Throughout Latin America, in many parts of Europe, and in small pockets across the U.S., this week brings Dia de Los Muertos — the Day of the Dead. People will build altars in their homes, churches, cemeteries, and public squares to honor the dead and to welcome them to draw near. Offerings of food, flowers, and drinks adorn altars, which also feature religious symbols and pictures of the deceased. On this day — the eve of the ancient Christian Feasts of All Saints and All Souls — it is said that the veil between this world and the next is made thin. That we are granted closeness with loved ones who have died as a foretaste of heaven. That we are called to reflect on our own mortality. That we remember that the communion of the saints means that death cannot ultimately separate us. And that death is not to be feared because Christ — through his life, death, and resurrection — has conquered it.
This year I need Dia de Los Muertos. I need a chance to honor my grandmothers and to invite them to come close. I need to be reminded of the ways they have shaped me — the ways they continue to shape me. I need to be reminded that the distance between us is finite and that our God is infinite. I need to celebrate them. Rejoice in them. Because I am overwhelmed with gratitude to belong to them.

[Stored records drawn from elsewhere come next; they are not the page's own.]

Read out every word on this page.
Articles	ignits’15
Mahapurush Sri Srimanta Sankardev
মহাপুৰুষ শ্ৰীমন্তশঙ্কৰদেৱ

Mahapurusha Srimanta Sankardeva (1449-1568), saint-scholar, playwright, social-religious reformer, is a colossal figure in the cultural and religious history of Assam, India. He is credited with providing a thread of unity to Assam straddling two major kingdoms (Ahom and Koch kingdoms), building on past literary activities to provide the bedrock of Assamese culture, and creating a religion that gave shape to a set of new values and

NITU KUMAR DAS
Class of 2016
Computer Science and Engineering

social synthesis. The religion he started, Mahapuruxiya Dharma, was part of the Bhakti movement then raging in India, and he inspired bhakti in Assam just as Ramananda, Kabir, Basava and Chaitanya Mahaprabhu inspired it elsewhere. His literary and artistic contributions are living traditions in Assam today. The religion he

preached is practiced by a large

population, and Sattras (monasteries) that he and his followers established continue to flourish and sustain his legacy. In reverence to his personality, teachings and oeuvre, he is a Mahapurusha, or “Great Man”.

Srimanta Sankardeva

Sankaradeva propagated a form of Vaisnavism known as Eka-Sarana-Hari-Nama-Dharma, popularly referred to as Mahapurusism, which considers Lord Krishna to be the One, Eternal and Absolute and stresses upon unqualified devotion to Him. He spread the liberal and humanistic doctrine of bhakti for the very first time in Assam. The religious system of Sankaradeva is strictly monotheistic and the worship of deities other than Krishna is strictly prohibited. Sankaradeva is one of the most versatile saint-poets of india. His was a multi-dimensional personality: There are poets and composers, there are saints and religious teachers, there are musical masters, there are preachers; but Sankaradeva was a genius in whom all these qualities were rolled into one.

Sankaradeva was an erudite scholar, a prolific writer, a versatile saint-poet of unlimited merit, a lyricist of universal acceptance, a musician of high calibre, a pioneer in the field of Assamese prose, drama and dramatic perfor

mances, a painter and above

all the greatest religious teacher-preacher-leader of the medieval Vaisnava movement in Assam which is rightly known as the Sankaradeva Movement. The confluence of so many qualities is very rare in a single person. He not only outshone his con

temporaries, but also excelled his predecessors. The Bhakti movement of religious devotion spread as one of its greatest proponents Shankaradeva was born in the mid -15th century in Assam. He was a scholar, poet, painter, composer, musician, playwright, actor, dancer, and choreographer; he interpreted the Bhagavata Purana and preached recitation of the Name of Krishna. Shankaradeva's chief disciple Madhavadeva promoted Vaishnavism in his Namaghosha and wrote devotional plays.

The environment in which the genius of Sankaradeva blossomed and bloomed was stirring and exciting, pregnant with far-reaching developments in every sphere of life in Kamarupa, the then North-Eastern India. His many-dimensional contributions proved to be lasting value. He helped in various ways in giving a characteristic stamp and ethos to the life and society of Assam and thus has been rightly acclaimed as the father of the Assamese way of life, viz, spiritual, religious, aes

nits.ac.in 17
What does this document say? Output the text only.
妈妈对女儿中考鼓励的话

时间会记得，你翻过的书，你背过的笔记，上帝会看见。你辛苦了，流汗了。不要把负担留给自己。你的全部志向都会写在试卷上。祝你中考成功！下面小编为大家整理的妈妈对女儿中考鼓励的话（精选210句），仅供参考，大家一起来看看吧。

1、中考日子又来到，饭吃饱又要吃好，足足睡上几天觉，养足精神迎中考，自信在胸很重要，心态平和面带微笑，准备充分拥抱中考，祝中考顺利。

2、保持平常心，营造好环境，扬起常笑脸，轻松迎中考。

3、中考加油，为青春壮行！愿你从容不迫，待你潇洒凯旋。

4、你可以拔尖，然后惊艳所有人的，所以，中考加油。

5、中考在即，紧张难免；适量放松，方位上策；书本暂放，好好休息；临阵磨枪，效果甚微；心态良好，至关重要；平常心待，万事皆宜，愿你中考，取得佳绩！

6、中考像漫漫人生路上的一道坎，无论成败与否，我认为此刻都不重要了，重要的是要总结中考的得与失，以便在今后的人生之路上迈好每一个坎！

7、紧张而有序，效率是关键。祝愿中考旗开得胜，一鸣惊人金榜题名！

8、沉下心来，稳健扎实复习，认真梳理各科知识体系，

This year our old wooden dining table will serve as an altar. I will iron Grandma Pat’s lace tablecloth and dress the table in marigolds. Fresh apples — like the ones my Grammy used to bring us from her job at the packing plant — will fill the wooden bowl at the center of the table. Pictures and small treasures will rest on the ivory lace. We will celebrate them as part of the company of saints watching over us in heaven, which include my husband’s mother, grandparents, and our sweet angelitos lost to miscarriage. We will give thanks for all of them. We will see them in each other and in ourselves. We will celebrate their closeness to God and savor their closeness to us this Dia de Los Muertos, and always. Amen.